I shouted for Gene and tried to understand what had happened. Good luck to me with that.
With Gene and Pete keeping my company, and making sure the whiskey kept pouring, I, as always, called my dad to my rescue. Periodically, while waiting for him to come and collect us, I walked back into my room to say something to Wicki. “I love you.” “I’m so sorry.” “You are my favorite little guy.”
Yesterday, he was buried in one of his favorite spots, with his racing jacket and few favorite toys. I am staring at the spot under the desk where his bed is supposed to be. I am staring at the foot of my bed where he is supposed to be. I am rapidly depleting the world’s Kleenex supply. I am fighting the urge to go back and dig him up and hug him and refuse to ever let go, as if that would bring back the Wicki I know and love. I am wondering why I only got two years and one month with him, while trying to remind myself that those two years and one month were wonderful and happy and I was lucky to have them. I need to be grateful for them, and I am. But I’m also heartbroken. I feel so alone without my little ewok friend. I feel so sad I wasn’t here with him when he went; I wish so much that I had been.

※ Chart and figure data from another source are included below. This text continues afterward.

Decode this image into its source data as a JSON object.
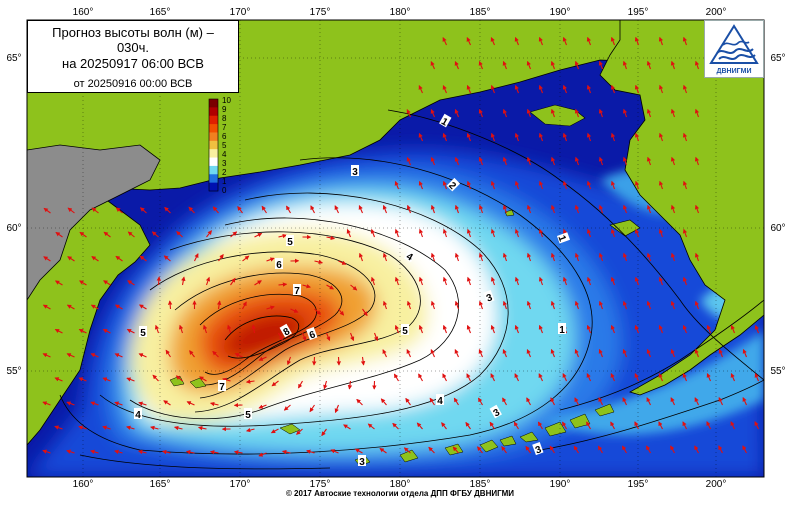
{
  "title": {
    "line1": "Прогноз высоты волн (м) –\n030ч.",
    "line2": "на 20250917 06:00 ВСВ",
    "line3": "от 20250916 00:00 ВСВ"
  },
  "logo": {
    "caption": "ДВНИГМИ"
  },
  "footer": "© 2017 Автоские технологии отдела ДПП ФГБУ ДВНИГМИ",
  "lon_labels": [
    "160°",
    "165°",
    "170°",
    "175°",
    "180°",
    "185°",
    "190°",
    "195°",
    "200°"
  ],
  "lat_labels": [
    "65°",
    "60°",
    "55°"
  ],
  "colorbar": {
    "labels": [
      "10",
      "9",
      "8",
      "7",
      "6",
      "5",
      "4",
      "3",
      "2",
      "1",
      "0"
    ],
    "colors": [
      "#7a0000",
      "#b00000",
      "#e02000",
      "#f05000",
      "#f08020",
      "#f0c040",
      "#f8f0a0",
      "#ffffff",
      "#70d8f0",
      "#2070e0",
      "#0010b0"
    ]
  },
  "contour_labels": [
    "1",
    "1",
    "1",
    "2",
    "3",
    "3",
    "3",
    "3",
    "3",
    "4",
    "4",
    "4",
    "5",
    "5",
    "5",
    "5",
    "6",
    "6",
    "7",
    "7",
    "8"
  ],
  "colors": {
    "land": "#8ec21c",
    "deep_sea": "#0a1aa8",
    "arrow": "#e01010",
    "gray_land": "#8c8c8c"
  },
  "icons": {
    "logo": "wave-emblem-icon"
  }
}
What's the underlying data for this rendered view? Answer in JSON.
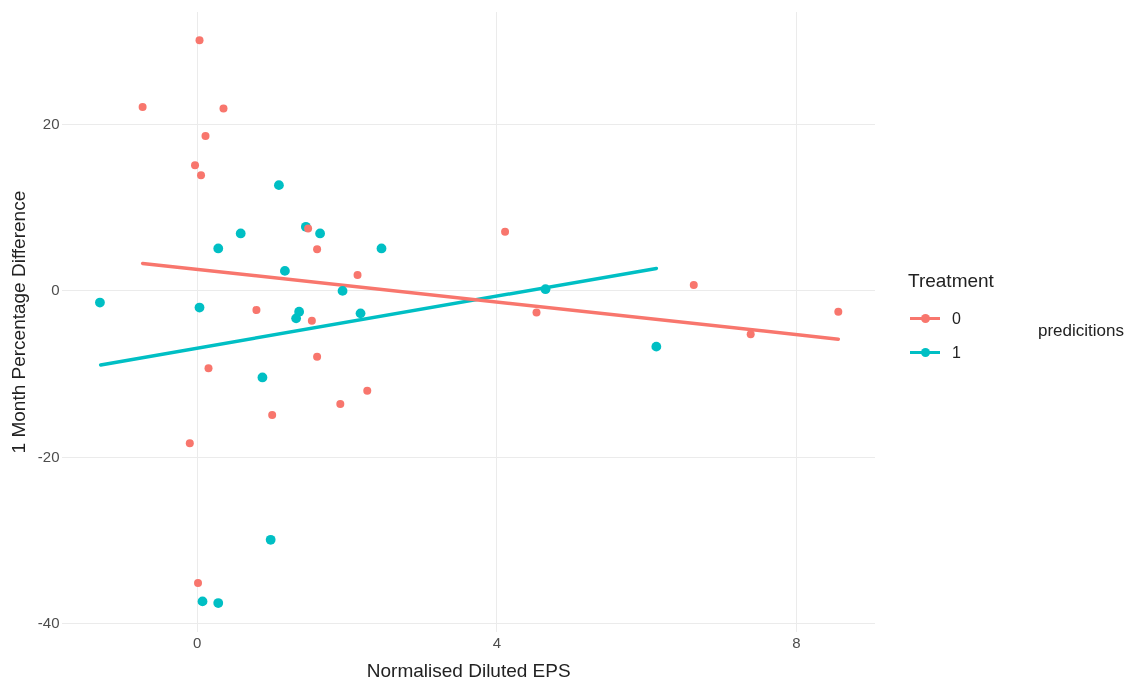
{
  "chart_data": {
    "type": "scatter",
    "xlabel": "Normalised Diluted EPS",
    "ylabel": "1 Month Percentage Difference",
    "legend_title": "Treatment",
    "legend": "right",
    "marker": "circle",
    "grid": true,
    "xlim": [
      -1.8,
      9.05
    ],
    "xticks": [
      0,
      4,
      8
    ],
    "ylim": [
      -41,
      33.5
    ],
    "yticks": [
      -40,
      -20,
      0,
      20
    ],
    "annotations": [
      "predicitions"
    ],
    "series": [
      {
        "name": "0",
        "color": "#f8766d",
        "x": [
          -0.73,
          0.03,
          0.35,
          0.11,
          -0.03,
          0.05,
          1.48,
          1.6,
          2.14,
          0.79,
          1.53,
          0.15,
          1.6,
          1.0,
          1.91,
          2.27,
          -0.1,
          0.01,
          4.11,
          4.53,
          6.63,
          7.39,
          8.56
        ],
        "values": [
          22.1,
          30.1,
          21.9,
          18.6,
          15.1,
          13.9,
          7.5,
          5.0,
          1.9,
          -2.3,
          -3.6,
          -9.3,
          -7.9,
          -14.9,
          -13.6,
          -12.0,
          -18.3,
          -35.1,
          7.1,
          -2.6,
          0.7,
          -5.2,
          -2.5
        ]
      },
      {
        "name": "1",
        "color": "#00bfc4",
        "x": [
          -1.3,
          0.03,
          1.09,
          0.58,
          0.28,
          1.45,
          1.64,
          2.46,
          1.17,
          1.94,
          1.36,
          1.32,
          2.18,
          0.87,
          0.98,
          0.07,
          0.28,
          4.65,
          6.13
        ],
        "values": [
          -1.4,
          -2.0,
          12.7,
          6.9,
          5.1,
          7.7,
          6.9,
          5.1,
          2.4,
          0.0,
          -2.5,
          -3.3,
          -2.7,
          -10.4,
          -29.9,
          -37.3,
          -37.5,
          0.2,
          -6.7
        ]
      },
      {
        "type": "line",
        "color": "#f8766d",
        "marker": "none",
        "x": [
          -0.73,
          8.56
        ],
        "values": [
          3.3,
          -5.8
        ]
      },
      {
        "type": "line",
        "color": "#00bfc4",
        "marker": "none",
        "x": [
          -1.29,
          6.13
        ],
        "values": [
          -8.9,
          2.7
        ]
      }
    ]
  }
}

Wicki, I love you so much. Everyone keeps telling me that I probably gave you the best two years of your life, I hope so. I know you gave me two of the best of mine. I am sorry for every time I yelled at you, even though I know you didn’t take it seriously anyway. I am sorry for every time I had to leave you alone, I never wanted to. I hope you know you were always one my mind when I wasn’t with you, and that I was always excited and happy to come back to you. I hope you know that I meant it every time I said I was glad I found you and that you were my favorite little guy. I hope wherever you are now, you have good company. I hope you get to munch on leftover turkey and walk as slowly as you want, stopping to smell every tree and fence you encounter for as long as you want. I hope the shades are up at the window you stare out from. I hope you know how much I loved you when you were here, and how much I still love you now. Thank you for coming to live with me. Thank you for every grumble, every snuggle, every laugh, every moment of comfort you ever gave me. Thank you spending the last two years with me. It wasn’t enough, but no amount of time would have been. I am grateful for the time we had together. I will miss you for the rest of my life, I will love you forever. You are my favorite little guy.